The last piece of the jigsaw to make the new system work is to create the so-called "foreign nominee" accounts.
The way depositories work is to have a book in which they write down who owns each share. The advantage of a central depository is there is only one book that lists all the assets and so reduces the risks that something gets lost. However, constantly changing the names in the register is time consuming and expensive, so most of the custodians that work with the traders hold the shares under their control in nominee accounts, and these accounts are in turn registered with the central depository. The advantage is if you trade heavily with the same people, then you can do your own in-house temporary accounting faster and cheaper, only settling up with the CSD periodically when there are more permanent changes of ownership.
Nominee accounts is the bean-counting bookkeeping part of trading, but in Russia the lack of a law to allow nominee accounts until now has exposed foreign investors to the risks of losing their entire investment. As Russian law didn't recognise foreign nominee accounts until now, the custodian who actually held the stock was deemed to also be the beneficial owner of the shares: the actual investor who paid for them had no right to claim them back from his custody. In effect, billions of dollars of investment into Russian equities are secured by nothing more than a promise by the custodian to hand over the shares if the investor wants them back.
The danger of this arrangement was highlighted in 1999 in the wake of the Bank of New York money-laundering scandal when Natasha Kagalovsky, a Russian-born senior vice president who ran the bank's Eastern European division, sued Russia’s biggest custodian for damages and laid a claim to the shares the custodian held – shares that actually belonged to other people. Happily she was persuaded to drop the case, but it gave investors into Russian equities a nasty jolt at the time. "The NSD will open foreign nominee accounts in the CSD. It will take another month for the IT connections to be put in place that will connect us to the international trading systems, but after that we will be in action," says Astanin.
Setting up nominee accounts is the technical part of finalizing the arrangement with the main international settlement and clearing systems Euroclear and Clearstream, which are otherwise ready to start work, says Astanin.

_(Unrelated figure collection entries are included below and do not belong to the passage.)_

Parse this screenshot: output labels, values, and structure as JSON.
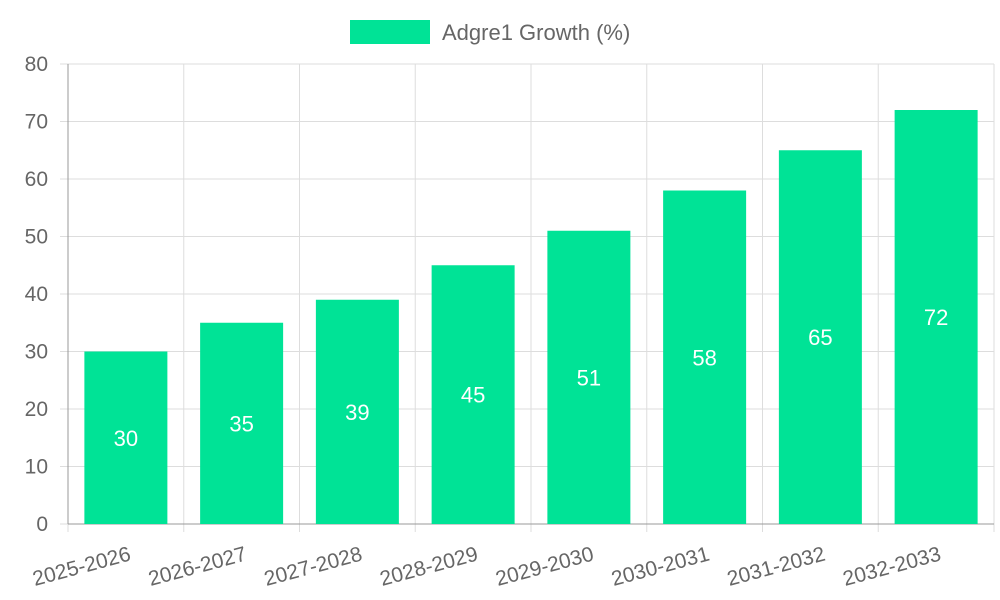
{
  "chart_data": {
    "type": "bar",
    "categories": [
      "2025-2026",
      "2026-2027",
      "2027-2028",
      "2028-2029",
      "2029-2030",
      "2030-2031",
      "2031-2032",
      "2032-2033"
    ],
    "series": [
      {
        "name": "Adgre1 Growth (%)",
        "values": [
          30,
          35,
          39,
          45,
          51,
          58,
          65,
          72
        ],
        "color": "#00e396"
      }
    ],
    "ylim": [
      0,
      80
    ],
    "yticks": [
      0,
      10,
      20,
      30,
      40,
      50,
      60,
      70,
      80
    ],
    "grid": true,
    "legend_position": "top-center",
    "data_labels": true,
    "grid_color": "#dddddd",
    "axis_color": "#999999",
    "text_color": "#666666"
  }
}
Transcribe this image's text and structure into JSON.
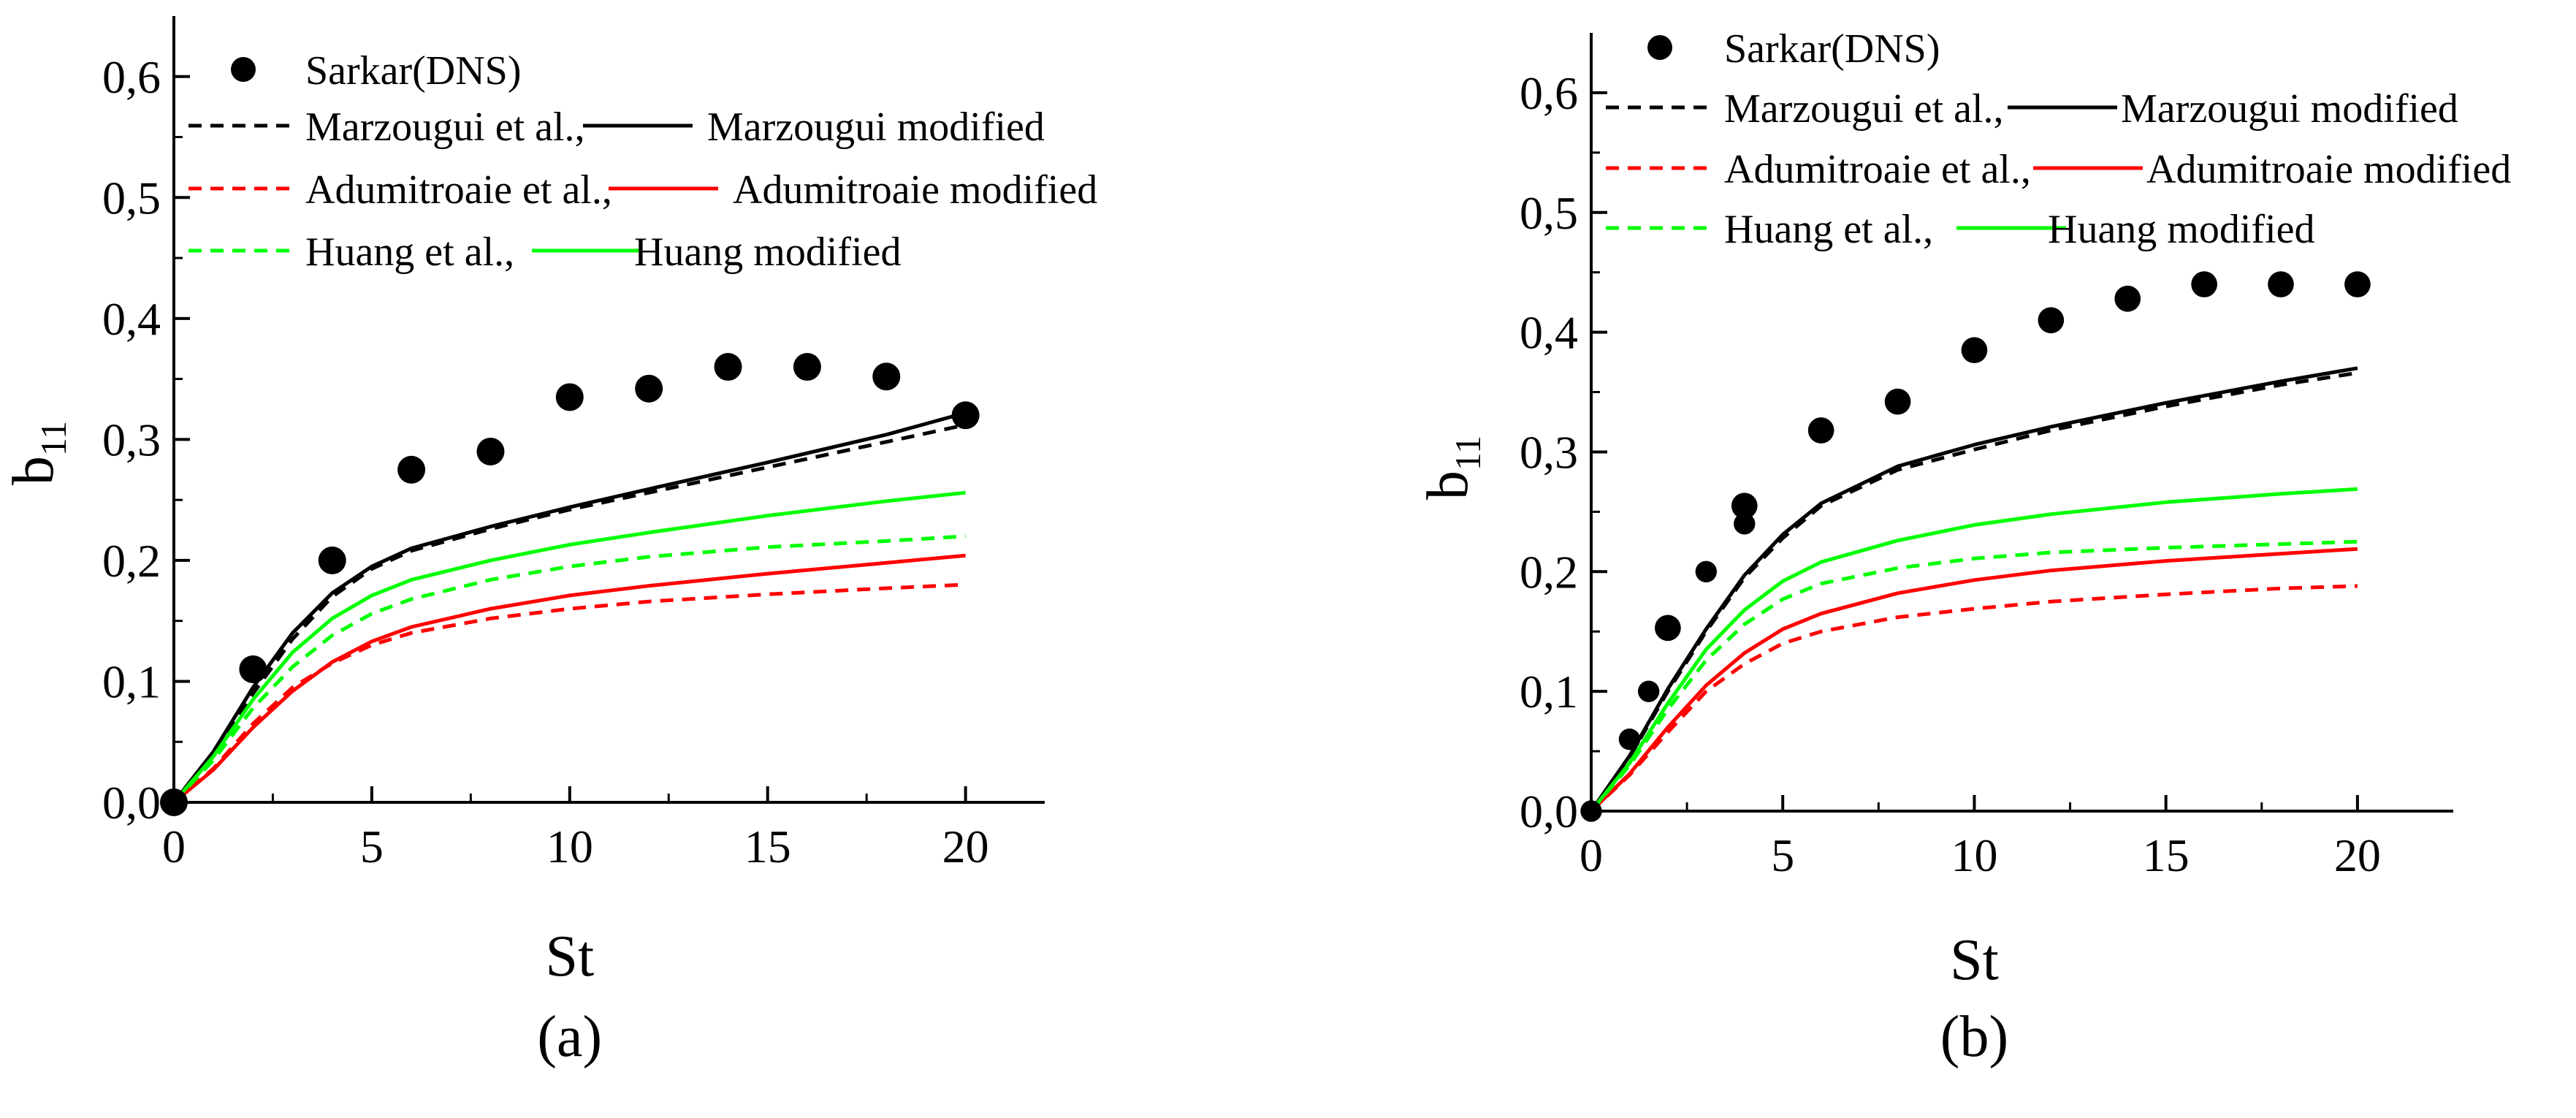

With Russia's budget expected to regularly go into deficit in the years to come, the financial market reforms are designed to make it easier for the government to borrow abroad, and to deepen the pool of capital to enable both state and private domestic IPOs, while aiding a nascent pension fund business that needs a bigger, more stable capital market if it is to return enough to look after Russians in their old age.

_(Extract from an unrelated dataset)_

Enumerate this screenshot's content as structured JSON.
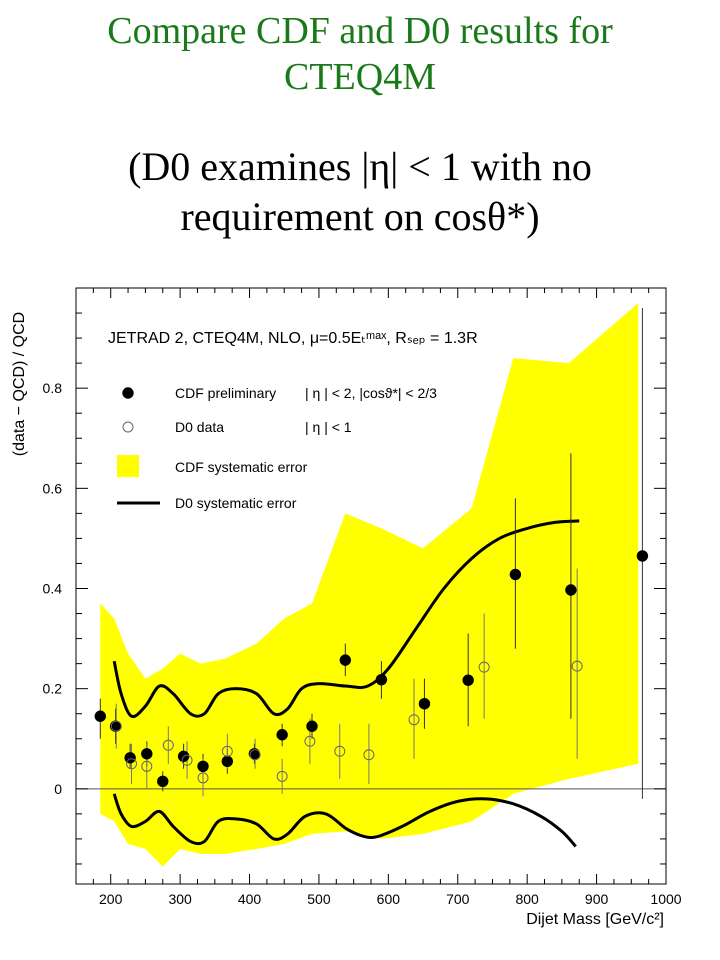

However, the government is also hoping to make Moscow a regional financial capital that all the countries of the Commonwealth of Independent States (CIS) will use to raise and invest capital. Astanin says that he has already been touch with the authroities in other countries of the CIS, which are watching his progress keenly. "We want to build a regional hub of liquidity for companies in the CIS,” says Astanin. "We will use our network of international investors to buy and sell equities and bonds from Ukraine, Belarus, Kazakhstan and other countries."